I ended up doing four paintings for her and writing a poem that I had printed in 11x17 and framed. One of the paintings is meant to represent the meaning of the song Eric and I did and another is meant to represent the meaning of the poem. The other two are very colorful, cutesy paintings that are meant to hang in Lyric's room.

One of the biggest things I did was put together a DVD anthology of me and every musician that I could get to collaborate with me, playing a couple of covers. This list includes: Mike DeLorme, Patrick Munley, Eric Quimby (Syndicate), Jason Kotarski, Chris Dunklee, Bryce Berry, and Nick Freakin' Hale. I met up with them, sang and played some covers, recorded them, and burnt them all to a DVD that I made fancy cover art for called "Anthology: Beauty is Imperfect". I figured since I knew so many musicians and it would be difficult and cumbersome to sit and write a song with all of them and probably more difficult to drum up interest in doing it, I could easily hook up with each of them, play a few covers, tape them, and put it all together.

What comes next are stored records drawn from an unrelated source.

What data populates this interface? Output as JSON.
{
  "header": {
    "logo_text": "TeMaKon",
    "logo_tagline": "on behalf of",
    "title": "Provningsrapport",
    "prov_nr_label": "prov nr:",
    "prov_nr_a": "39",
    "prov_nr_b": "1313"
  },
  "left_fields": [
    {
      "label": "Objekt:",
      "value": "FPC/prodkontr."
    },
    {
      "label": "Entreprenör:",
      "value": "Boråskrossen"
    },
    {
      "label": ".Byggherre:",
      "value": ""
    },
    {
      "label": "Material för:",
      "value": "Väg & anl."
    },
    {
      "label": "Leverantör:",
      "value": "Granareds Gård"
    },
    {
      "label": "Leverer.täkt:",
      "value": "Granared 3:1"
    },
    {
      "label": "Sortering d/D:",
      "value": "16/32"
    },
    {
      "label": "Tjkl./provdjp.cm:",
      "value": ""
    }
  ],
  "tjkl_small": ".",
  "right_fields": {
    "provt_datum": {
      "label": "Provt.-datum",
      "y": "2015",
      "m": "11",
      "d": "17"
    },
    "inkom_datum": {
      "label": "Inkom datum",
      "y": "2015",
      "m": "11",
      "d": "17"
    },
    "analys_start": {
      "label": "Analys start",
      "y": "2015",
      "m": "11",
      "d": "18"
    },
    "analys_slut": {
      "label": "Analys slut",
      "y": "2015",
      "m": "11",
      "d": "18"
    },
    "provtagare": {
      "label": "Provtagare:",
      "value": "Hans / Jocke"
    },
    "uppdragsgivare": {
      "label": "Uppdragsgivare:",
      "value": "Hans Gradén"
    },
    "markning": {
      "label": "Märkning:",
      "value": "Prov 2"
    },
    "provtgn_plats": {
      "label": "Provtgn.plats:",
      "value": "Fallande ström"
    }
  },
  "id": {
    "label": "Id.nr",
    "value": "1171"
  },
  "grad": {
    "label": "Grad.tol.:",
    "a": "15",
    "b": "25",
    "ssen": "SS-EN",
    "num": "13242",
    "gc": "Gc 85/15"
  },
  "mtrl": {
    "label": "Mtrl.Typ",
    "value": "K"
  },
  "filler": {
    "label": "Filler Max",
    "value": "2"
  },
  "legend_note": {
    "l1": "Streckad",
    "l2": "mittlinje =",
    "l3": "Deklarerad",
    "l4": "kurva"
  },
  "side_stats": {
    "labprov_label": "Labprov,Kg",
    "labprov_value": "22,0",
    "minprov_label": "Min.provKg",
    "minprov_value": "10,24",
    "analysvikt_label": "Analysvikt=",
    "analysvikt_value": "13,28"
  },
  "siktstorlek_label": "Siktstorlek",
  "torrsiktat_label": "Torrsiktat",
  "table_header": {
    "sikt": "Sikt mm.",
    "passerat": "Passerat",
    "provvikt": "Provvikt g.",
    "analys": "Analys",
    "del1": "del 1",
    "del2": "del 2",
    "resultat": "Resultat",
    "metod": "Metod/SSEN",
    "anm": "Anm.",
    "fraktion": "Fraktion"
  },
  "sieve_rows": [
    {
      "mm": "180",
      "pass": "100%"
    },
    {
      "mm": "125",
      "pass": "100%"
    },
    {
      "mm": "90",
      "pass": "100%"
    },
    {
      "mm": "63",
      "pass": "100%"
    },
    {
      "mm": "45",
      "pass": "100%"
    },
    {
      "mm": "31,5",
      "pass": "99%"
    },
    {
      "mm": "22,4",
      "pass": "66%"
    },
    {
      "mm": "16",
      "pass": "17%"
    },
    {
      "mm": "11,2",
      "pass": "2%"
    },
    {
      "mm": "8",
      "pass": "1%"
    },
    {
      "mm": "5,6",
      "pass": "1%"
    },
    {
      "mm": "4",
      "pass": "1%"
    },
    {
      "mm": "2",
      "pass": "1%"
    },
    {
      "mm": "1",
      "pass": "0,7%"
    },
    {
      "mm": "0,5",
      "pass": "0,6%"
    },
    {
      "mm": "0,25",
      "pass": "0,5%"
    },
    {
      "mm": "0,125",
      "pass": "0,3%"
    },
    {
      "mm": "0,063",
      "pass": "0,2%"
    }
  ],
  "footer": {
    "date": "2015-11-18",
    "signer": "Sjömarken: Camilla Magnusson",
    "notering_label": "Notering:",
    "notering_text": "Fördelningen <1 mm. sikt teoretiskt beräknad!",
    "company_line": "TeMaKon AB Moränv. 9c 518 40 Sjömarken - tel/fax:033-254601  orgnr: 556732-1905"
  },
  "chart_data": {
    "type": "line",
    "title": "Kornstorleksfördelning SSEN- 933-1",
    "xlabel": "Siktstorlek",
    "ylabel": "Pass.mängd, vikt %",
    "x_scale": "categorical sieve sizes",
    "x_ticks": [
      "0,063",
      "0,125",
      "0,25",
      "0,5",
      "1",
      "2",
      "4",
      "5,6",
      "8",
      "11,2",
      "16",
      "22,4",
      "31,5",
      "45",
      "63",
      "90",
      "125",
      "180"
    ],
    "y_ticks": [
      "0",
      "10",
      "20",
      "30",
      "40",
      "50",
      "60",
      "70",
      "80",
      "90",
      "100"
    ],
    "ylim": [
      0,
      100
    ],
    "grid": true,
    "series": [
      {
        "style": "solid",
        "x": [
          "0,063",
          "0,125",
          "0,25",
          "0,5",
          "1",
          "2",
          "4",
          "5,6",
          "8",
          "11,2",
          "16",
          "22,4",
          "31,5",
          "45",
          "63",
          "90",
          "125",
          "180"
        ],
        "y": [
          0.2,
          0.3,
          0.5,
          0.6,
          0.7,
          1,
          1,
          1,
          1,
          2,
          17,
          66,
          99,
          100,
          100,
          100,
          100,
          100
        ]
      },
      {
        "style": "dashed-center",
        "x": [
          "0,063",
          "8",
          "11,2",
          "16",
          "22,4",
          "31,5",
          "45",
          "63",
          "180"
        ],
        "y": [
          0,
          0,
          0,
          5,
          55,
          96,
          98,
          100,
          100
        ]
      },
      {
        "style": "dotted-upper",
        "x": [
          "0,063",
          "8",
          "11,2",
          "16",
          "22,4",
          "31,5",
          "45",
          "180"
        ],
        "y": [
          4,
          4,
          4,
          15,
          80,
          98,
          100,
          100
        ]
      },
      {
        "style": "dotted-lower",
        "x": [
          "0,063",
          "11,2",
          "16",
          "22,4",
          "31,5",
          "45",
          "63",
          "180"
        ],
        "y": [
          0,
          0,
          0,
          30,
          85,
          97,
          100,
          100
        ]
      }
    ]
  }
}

The last thing that I did was put together a "Staycation" to go in place of our usual vacation. Now a "staycation" is a buzz word that the media has invented to essentially mock poor people who can't afford to spend their vacation time actually doing anything or going anywhere because of the economy but they still have to take it so they end up staying at home. They started airing all of these tongue in cheek pieces about a year ago suggesting things you can do for your "staycation". Anyway, I took the word and ran with it though and decided to actually do it. I bought some Lansing post cards and souvenirs and put them in a little wooden suitcase I bought at Michael's Craft's and painted. My mom agreed to babysit Lyric next weekend while I take Loren on a tour of the coolest sights in Lansing, cook her fancy meals, I'm going to re-arrange the furniture in the apartment so it looks like a hotel, we're going to watch movies. This is the plan.

All of this I put in a plastic tub I had painted and labeled "ART: An Experiment in Love and Friendship" and I gave it to her yesterday. I think that she liked it... I really hope I didn't forget anything.